Wut We Think: Ive’s resignation and the launch of his own design company, LoveFrom, is not expected to affect Apple’s market value. Apple hasn’t had any Ive-driven product launch since the Apple Watch, and this may free Apple to take a more revolutionary path forward. Apple has bigger concerns, anyway - despite the threat of sanctions being off the table, Chinese consumers are still boycotting Apple products, and there’s no guarantee that the trade war won’t flare up again. The company’s Q3 earnings on July 30th will shed more light, but it doesn’t seem like an entirely bright future for Apple.

A G20 Success Story - The Trade War Is On Cease-fire

Markets around the world are celebrating as sanctions are delayed...due to US President Donald Trump’s decision not to levy tariffs on $300 billion worth of goods from China. The news gave the Dow and S&P 500 a 1% bump when trading opened on Monday, sparking relief amongst beleaguered tech companies who rely on China for business.

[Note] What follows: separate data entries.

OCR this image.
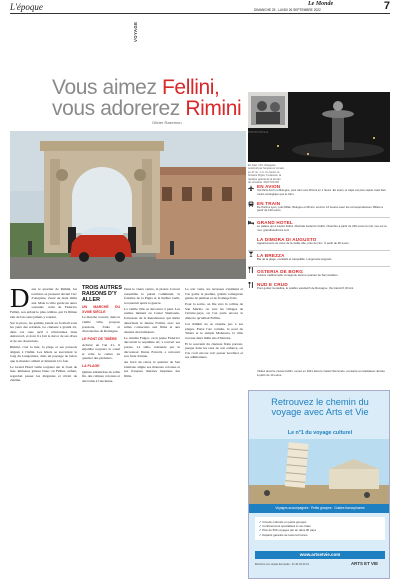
L'époque	Le Monde
DIMANCHE 25 - LUNDI 26 SEPTEMBRE 2022	7
VOYAGE
Vous aimez Fellini,
vous adorerez Rimini
Olivier Razemon

En haut, l'Arc d'Auguste,

construit par l'empereur romain,

en 27 av. J.-C. Ci-contre, la

fontaine Pigna. Ci-dessus, la

réplique géante de la Ferrari

du cimetière. PHOTOS DR

EN AVION
Vol Paris-Forlì ou Bologne, puis train vers Rimini en 1 heure. En avion, le trajet est plus rapide mais bien moins écologique que le train.
EN TRAIN
De Paris à Lyon, puis Milan, Bologne et Rimini, environ 12 heures avec les correspondances. Billets à partir de 120 euros.
GRAND HOTEL
Le palace qui a inspiré Fellini. Piazzale Federico Fellini. Chambre à partir de 200 euros la nuit, vue sur la mer. grandhotelrimini.com
LA DIMORA DI AUGUSTO
Appartements au cœur de la vieille ville, près de l'arc. À partir de 90 euros.
LA BREZZA
Bar de la plage, cocktails et tranquillité. Lungomare Augusto.
OSTERIA DE BORG
Cuisine traditionnelle romagnole dans le quartier de San Giuliano.
NUD E CRUD
Pour goûter la piadina, le célèbre sandwich de Romagne. Via Cairoli 8, Rimini.
Visitez aussi le musée Fellini, ouvert en 2021 dans le Castel Sismondo, consacré au réalisateur. Entrée à partir de 10 euros.
Retrouvez le chemin du voyage avec Arts et Vie
Le n°1 du voyage culturel
Voyages accompagnés · Petits groupes · Guides francophones
✔ Circuits culturels en petits groupes
✔ Conférenciers spécialisés à vos côtés
✔ Plus de 500 voyages par an dans 90 pays
✔ Départs garantis de toute la France
www.artsetvie.com
Brochure sur simple demande : 01 40 43 20 21	ARTS ET VIE
D ans le quartier de Rimini, les touristes se pressent devant l'arc d'Auguste, vieux de deux mille ans. Mais la ville garde un autre souvenir, celui de Federico Fellini, son enfant le plus célèbre, qui l'a filmée tant de fois sans jamais y tourner.

Sur la place, les gamins jouent au football sous les yeux des retraités. Le cinéaste a grandi ici, dans ces rues qu'il a réinventées dans Amarcord, et dont il a fait le décor de ses rêves et de ses obsessions.

Rimini, c'est la mer, la plage et ses parasols alignés à l'infini. Les hôtels se succèdent le long du Lungomare, dans un paysage de béton que le maestro aimait et détestait à la fois.

Le Grand Hotel veille toujours sur le front de mer, immense gâteau blanc où Fellini, enfant, regardait passer les élégantes et rêvait de cinéma.

TROIS AUTRES RAISONS D'Y ALLER
UN MARCHÉ DU XVIIIE SIÈCLE

Le marché couvert, dans la vieille ville, propose poissons, fruits et charcuteries de Romagne.

LE PONT DE TIBÈRE

Achevé en l'an 21, il enjambe toujours le canal et relie le centre au quartier des pêcheurs.

LA PLAGE

Quinze kilomètres de sable fin, des cabines colorées et des bains à l'ancienne.

Dans le vieux centre, la piazza Cavour rassemble le palais communal, la fontaine de la Pigna et le théâtre Galli, reconstruit après la guerre.

La vieille ville se découvre à pied. Les ruelles mènent au Castel Sismondo, forteresse de la Renaissance qui abrite désormais le musée Fellini, avec ses salles consacrées aux films et aux dessins du réalisateur.

Le cinéma Fulgor, où le jeune Federico découvrit le septième art, a rouvert ses portes. La salle, restaurée par le décorateur Dante Ferretti, a retrouvé son faste d'antan.

Au bord du canal, le quartier de San Giuliano aligne ses maisons colorées et ses fresques murales inspirées des films.

Le soir venu, les terrasses s'animent et l'on goûte la piadina, galette romagnole garnie de jambon et de fromage frais.

Pour la sortie, on file vers la colline de San Marino ou vers les villages de l'arrière-pays, où l'on parle encore le dialecte qu'aimait Fellini.

Car Rimini ne se résume pas à ses plages. Entre l'arc romain, le pont de Tibère et le temple Malatesta, la ville raconte deux mille ans d'histoire.

Et le souvenir du cinéaste flotte partout, jusque dans les rues de son enfance, où l'on croit encore voir passer Gradisca et ses admirateurs.

PHOTO FOTOLIA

So it’s finally over? Not by a long shot. While Trump said that the talks between him and his Chinese counterpart, Xi Jinping, were productive, all this signals is that the tariffs are off the table (for now, at least), and that the previously canceled trade talks are back on track. Merril Lynch analysts have called the latest truce the ‘eye of the storm’, and predict that the US-China trade war will remain the top financial story for at least the rest of the year.  

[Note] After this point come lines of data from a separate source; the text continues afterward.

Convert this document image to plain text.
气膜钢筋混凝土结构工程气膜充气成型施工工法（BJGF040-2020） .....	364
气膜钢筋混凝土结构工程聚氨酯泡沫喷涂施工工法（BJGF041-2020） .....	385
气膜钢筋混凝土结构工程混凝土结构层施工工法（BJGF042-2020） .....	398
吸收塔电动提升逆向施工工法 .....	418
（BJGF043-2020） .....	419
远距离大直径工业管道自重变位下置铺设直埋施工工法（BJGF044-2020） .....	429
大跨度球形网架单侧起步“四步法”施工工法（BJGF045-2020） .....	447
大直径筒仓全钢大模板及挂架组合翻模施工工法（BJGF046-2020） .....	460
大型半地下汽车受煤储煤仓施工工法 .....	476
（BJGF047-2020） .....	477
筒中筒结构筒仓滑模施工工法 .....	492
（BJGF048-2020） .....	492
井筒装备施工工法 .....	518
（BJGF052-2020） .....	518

And markets expect the same: Despite the spike on Monday, markets have cooled down since then, and investors all over the world are cutting growth forecasts and building up war chests. Asian markets closed in the red on Wednesday, with the Japanese Nikkei down 0.5% and Hong Kong’s Hang Seng Index down 0.3%. Central bankers across the world, including the United States Federal Reserve, are expected to cut rates, with Australia and India already having done so.  

So what do we have to look forward to? How about a new trade war with Europe instead? With tensions simmering down with China, Trump has threatened new tariffs on Europe, after accusing the EU of unfair practices related to subsidies to airplane construction company Airbus. Even if the alleged $4 billion in tariffs aren’t applied, analysts are still warning that the US markets could see as much as a 10 percent correction over the summer, and if the renewed talks don’t go well, a much steeper dive.

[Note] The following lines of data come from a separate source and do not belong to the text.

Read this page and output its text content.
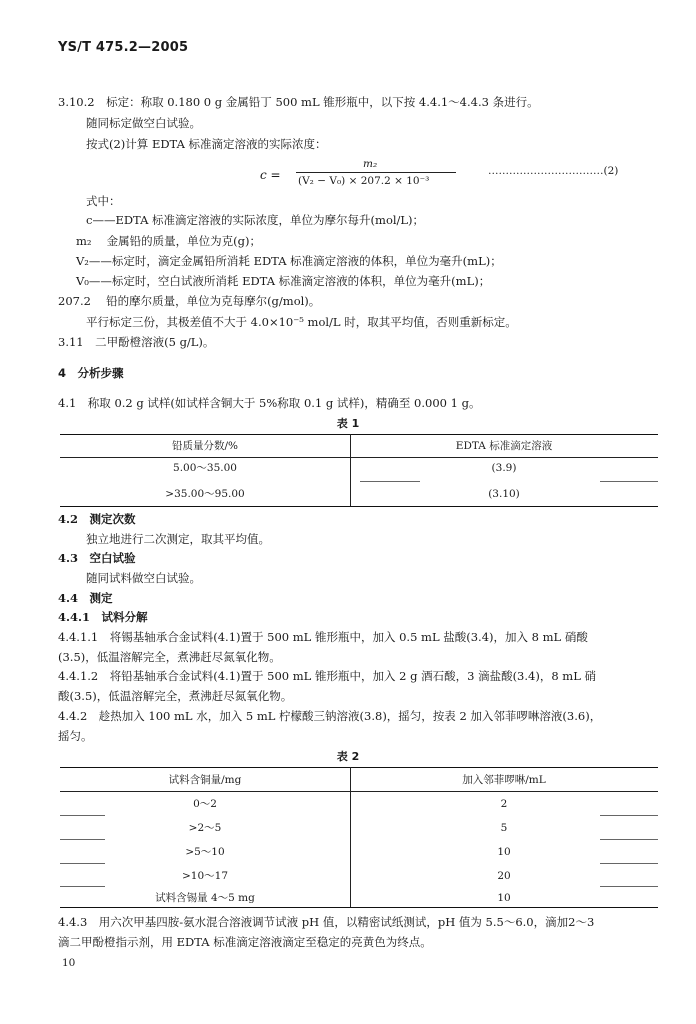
YS/T 475.2—2005
3.10.2　标定：称取 0.180 0 g 金属铅丁 500 mL 锥形瓶中，以下按 4.4.1～4.4.3 条进行。
随同标定做空白试验。
按式(2)计算 EDTA 标准滴定溶液的实际浓度：
c =
m₂
(V₂ − V₀) × 207.2 × 10⁻³
……………………………(2)
式中：
c——EDTA 标准滴定溶液的实际浓度，单位为摩尔每升(mol/L)；
m₂　 金属铅的质量，单位为克(g)；
V₂——标定时，滴定金属铅所消耗 EDTA 标准滴定溶液的体积，单位为毫升(mL)；
V₀——标定时，空白试液所消耗 EDTA 标准滴定溶液的体积，单位为毫升(mL)；
207.2　 铅的摩尔质量，单位为克每摩尔(g/mol)。
平行标定三份，其极差值不大于 4.0×10⁻⁵ mol/L 时，取其平均值，否则重新标定。
3.11　二甲酚橙溶液(5 g/L)。
4　分析步骤
4.1　称取 0.2 g 试样(如试样含铜大于 5%称取 0.1 g 试样)，精确至 0.000 1 g。
表 1
铅质量分数/%	EDTA 标准滴定溶液
5.00～35.00	(3.9)
>35.00～95.00	(3.10)
4.2　测定次数
独立地进行二次测定，取其平均值。
4.3　空白试验
随同试料做空白试验。
4.4　测定
4.4.1　试料分解
4.4.1.1　将锡基轴承合金试料(4.1)置于 500 mL 锥形瓶中，加入 0.5 mL 盐酸(3.4)，加入 8 mL 硝酸
(3.5)，低温溶解完全，煮沸赶尽氮氧化物。
4.4.1.2　将铅基轴承合金试料(4.1)置于 500 mL 锥形瓶中，加入 2 g 酒石酸，3 滴盐酸(3.4)，8 mL 硝
酸(3.5)，低温溶解完全，煮沸赶尽氮氧化物。
4.4.2　趁热加入 100 mL 水，加入 5 mL 柠檬酸三钠溶液(3.8)，摇匀，按表 2 加入邻菲啰啉溶液(3.6)，
摇匀。
表 2
试料含铜量/mg	加入邻菲啰啉/mL
0～2	2
>2～5	5
>5～10	10
>10～17	20
试料含锡量 4～5 mg	10
4.4.3　用六次甲基四胺-氨水混合溶液调节试液 pH 值，以精密试纸测试，pH 值为 5.5～6.0，滴加2～3
滴二甲酚橙指示剂，用 EDTA 标准滴定溶液滴定至稳定的亮黄色为终点。
10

Wut We Think: The trade war isn’t going anywhere, and in fact may just be opening up a new front. While a lot of Trump’s tariff threats have historically been bluster (or negotiation tactics), the markets have experienced a bumpy ride, with Merrill Lynch’s head of US equity writing that the S&P could be at least 5% higher if it wasn’t for the trade war. And while Huawei is off the US chopping block, markets are currently at the mercy of trade agreements that can still end up going pear-shaped. The risk to global supply chains is still there, and despite the ceasefire, nothing permanent has changed.